Codziennie, po plukaniu w delikatnym r-rze KMnO4 na dnie leżał jakiś mały ślimaczek, po kilku dniach już nic nie zostawało.
Pod lampką, w słoiku wypyścił całkiem ładne i zielone gałązki... (jawajski).

:razz:

Re: "Odślimaczanie" roślin

: czw wrz 24, 2009 11:08 pm
autor: dune
Wydaje mi sie ze z zatoczkami jestem w stanie poradzic sobie ręcznie, Mnie to dobijają te maleńkie przytuliki, nie mam pojęcia skąd one się wzięły bo od długiego czasu zadnych zakupów nie robiłam...wiem....wpadly przez okno :-D

Re: "Odślimaczanie" roślin

: wt wrz 29, 2009 7:47 pm
autor: tomanimi
jak nie chcesz długo walczyć z profilaktyką i "pastwić" się na nowych roślinkach to pomyśl o wytępieniu ew. ślimaków przez helenki.
To naprawdę działa - u mnie 5 helenek wytrzebiły zatoczki oraz rozdętki w 2 miesiące.
Zostało może z 10 rozdętek - co jest pożyteczne - a ich populacja jest pod kontrolą.
Zatoczki zniknęły. Nie wiem jak helenki radzą sobie z innymi gatunkami, ale myślę że podobnie.
Teraz myślę o wpuszczeniu świderków - cel sanitarny - mam nadzieję że ich szybko nie wyżrą :)

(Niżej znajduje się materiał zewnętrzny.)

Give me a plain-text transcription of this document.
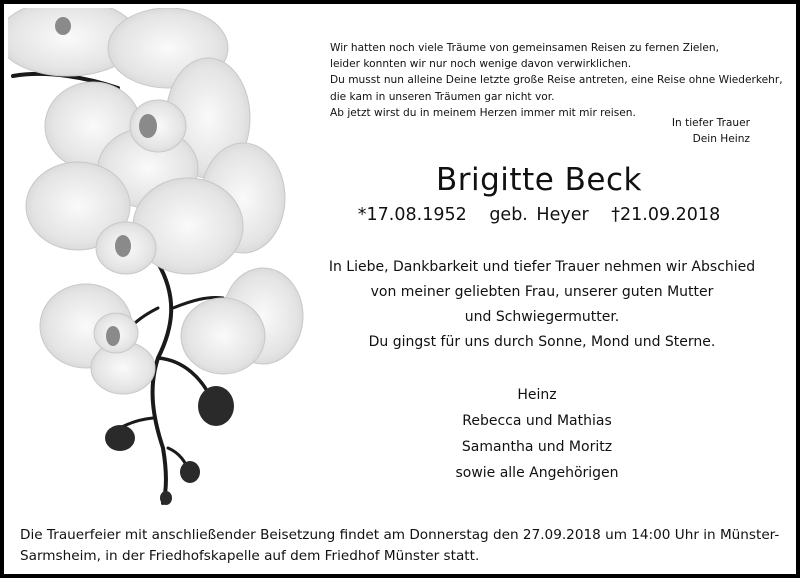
Wir hatten noch viele Träume von gemeinsamen Reisen zu fernen Zielen,
leider konnten wir nur noch wenige davon verwirklichen.
Du musst nun alleine Deine letzte große Reise antreten, eine Reise ohne Wiederkehr,
die kam in unseren Träumen gar nicht vor.
Ab jetzt wirst du in meinem Herzen immer mit mir reisen.
In tiefer Trauer
Dein Heinz
Brigitte Beck
*17.08.1952 geb. Heyer †21.09.2018
In Liebe, Dankbarkeit und tiefer Trauer nehmen wir Abschied
von meiner geliebten Frau, unserer guten Mutter
und Schwiegermutter.
Du gingst für uns durch Sonne, Mond und Sterne.
Heinz
Rebecca und Mathias
Samantha und Moritz
sowie alle Angehörigen
Die Trauerfeier mit anschließender Beisetzung findet am Donnerstag den 27.09.2018 um 14:00 Uhr in Münster-
Sarmsheim, in der Friedhofskapelle auf dem Friedhof Münster statt.
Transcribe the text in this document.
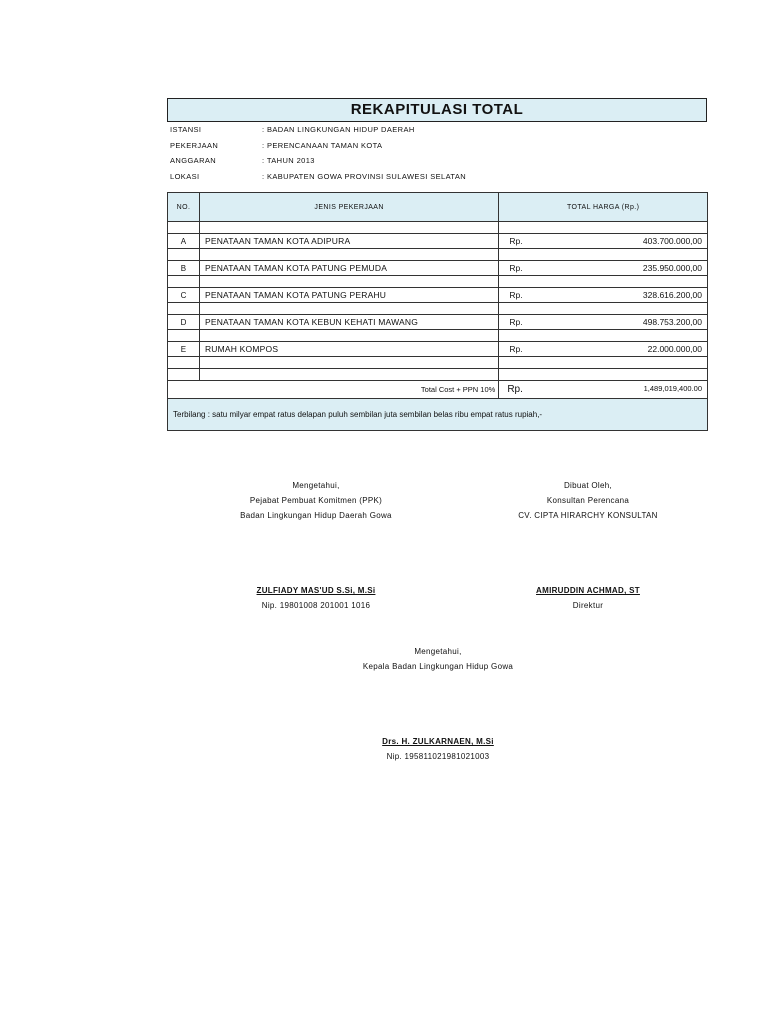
REKAPITULASI TOTAL
ISTANSI	: BADAN LINGKUNGAN HIDUP DAERAH
PEKERJAAN	: PERENCANAAN TAMAN KOTA
ANGGARAN	: TAHUN 2013
LOKASI	: KABUPATEN GOWA PROVINSI SULAWESI SELATAN
NO.	JENIS PEKERJAAN	TOTAL HARGA (Rp.)

A	PENATAAN TAMAN KOTA ADIPURA	Rp. 403.700.000,00

B	PENATAAN TAMAN KOTA PATUNG PEMUDA	Rp. 235.950.000,00

C	PENATAAN TAMAN KOTA PATUNG PERAHU	Rp. 328.616.200,00

D	PENATAAN TAMAN KOTA KEBUN KEHATI MAWANG	Rp. 498.753.200,00

E	RUMAH KOMPOS	Rp. 22.000.000,00

Total Cost + PPN 10%		Rp. 1,489,019,400.00

Terbilang : satu milyar empat ratus delapan puluh sembilan juta sembilan belas ribu empat ratus rupiah,-		
Mengetahui,
Pejabat Pembuat Komitmen (PPK)
Badan Lingkungan Hidup Daerah Gowa
ZULFIADY MAS'UD S.Si, M.Si
Nip. 19801008 201001 1016
Dibuat Oleh,
Konsultan Perencana
CV. CIPTA HIRARCHY KONSULTAN
AMIRUDDIN ACHMAD, ST
Direktur
Mengetahui,
Kepala Badan Lingkungan Hidup Gowa
Drs. H. ZULKARNAEN, M.Si
Nip. 195811021981021003
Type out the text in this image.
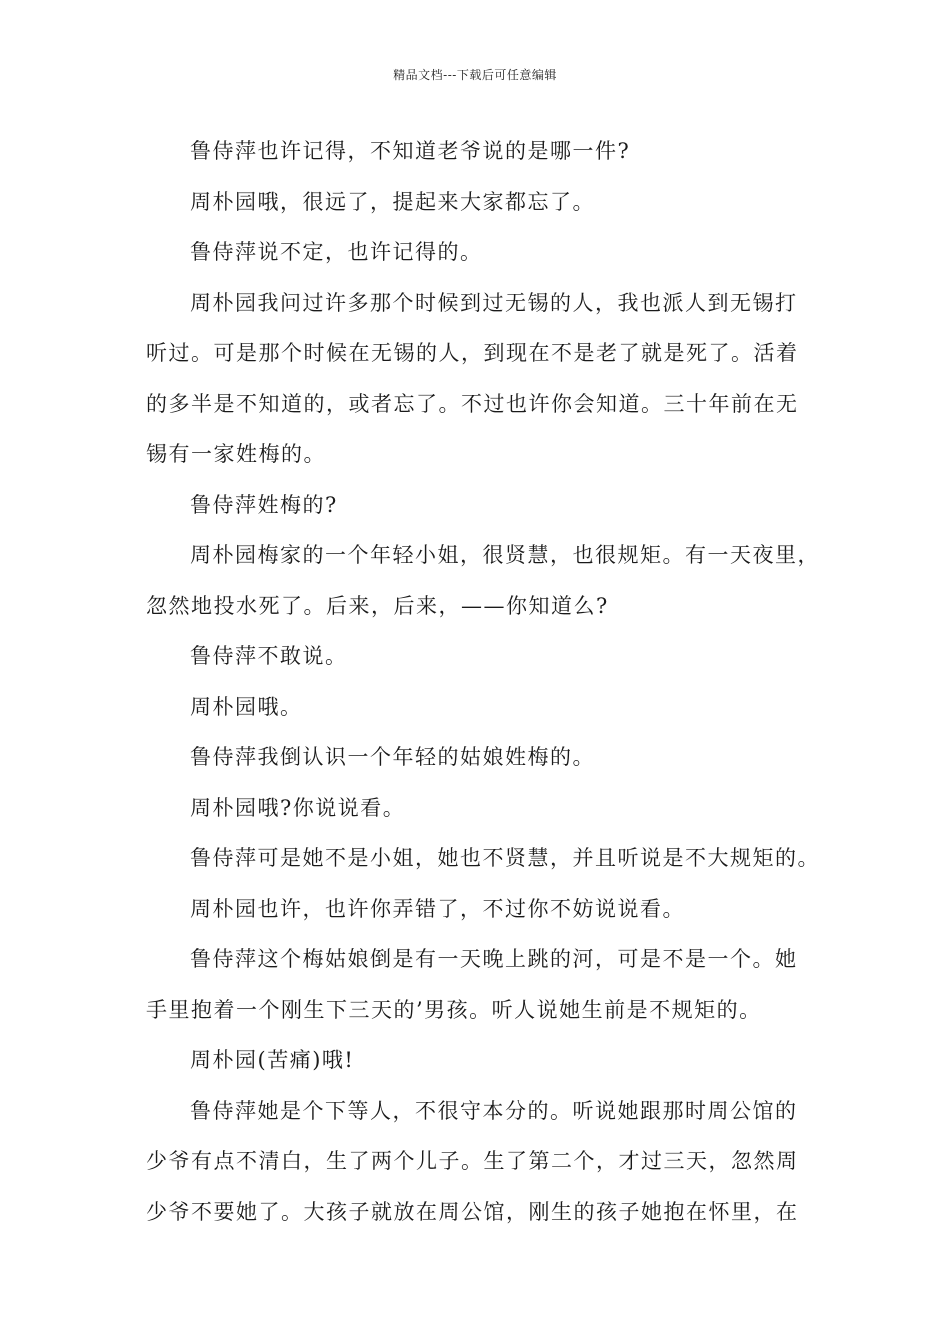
精品文档---下载后可任意编辑

鲁侍萍也许记得，不知道老爷说的是哪一件?

周朴园哦，很远了，提起来大家都忘了。

鲁侍萍说不定，也许记得的。

周朴园我问过许多那个时候到过无锡的人，我也派人到无锡打
听过。可是那个时候在无锡的人，到现在不是老了就是死了。活着
的多半是不知道的，或者忘了。不过也许你会知道。三十年前在无
锡有一家姓梅的。

鲁侍萍姓梅的?

周朴园梅家的一个年轻小姐，很贤慧，也很规矩。有一天夜里，
忽然地投水死了。后来，后来，——你知道么?

鲁侍萍不敢说。

周朴园哦。

鲁侍萍我倒认识一个年轻的姑娘姓梅的。

周朴园哦?你说说看。

鲁侍萍可是她不是小姐，她也不贤慧，并且听说是不大规矩的。

周朴园也许，也许你弄错了，不过你不妨说说看。

鲁侍萍这个梅姑娘倒是有一天晚上跳的河，可是不是一个。她
手里抱着一个刚生下三天的’男孩。听人说她生前是不规矩的。

周朴园(苦痛)哦!

鲁侍萍她是个下等人，不很守本分的。听说她跟那时周公馆的
少爷有点不清白，生了两个儿子。生了第二个，才过三天，忽然周
少爷不要她了。大孩子就放在周公馆，刚生的孩子她抱在怀里，在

Re: "Odślimaczanie" roślin

: wt wrz 29, 2009 8:53 pm
autor: dune
U mnie jedna jedyna helenka wykonczyła zatoczaków pół tony, niestety....świderki zjada w tempie wolniejszym niz się mnożą...juz o tym tu deliberowałam, widocznie przytrzaskują jej jęzor tą swoja klapką ;-) a mnie w tym temacie najbardziej chodziło o przytuliki, ktorych helenka wcale nie zauważa. Nikt nie jest doskonały hi hi hi nawet helenka :-)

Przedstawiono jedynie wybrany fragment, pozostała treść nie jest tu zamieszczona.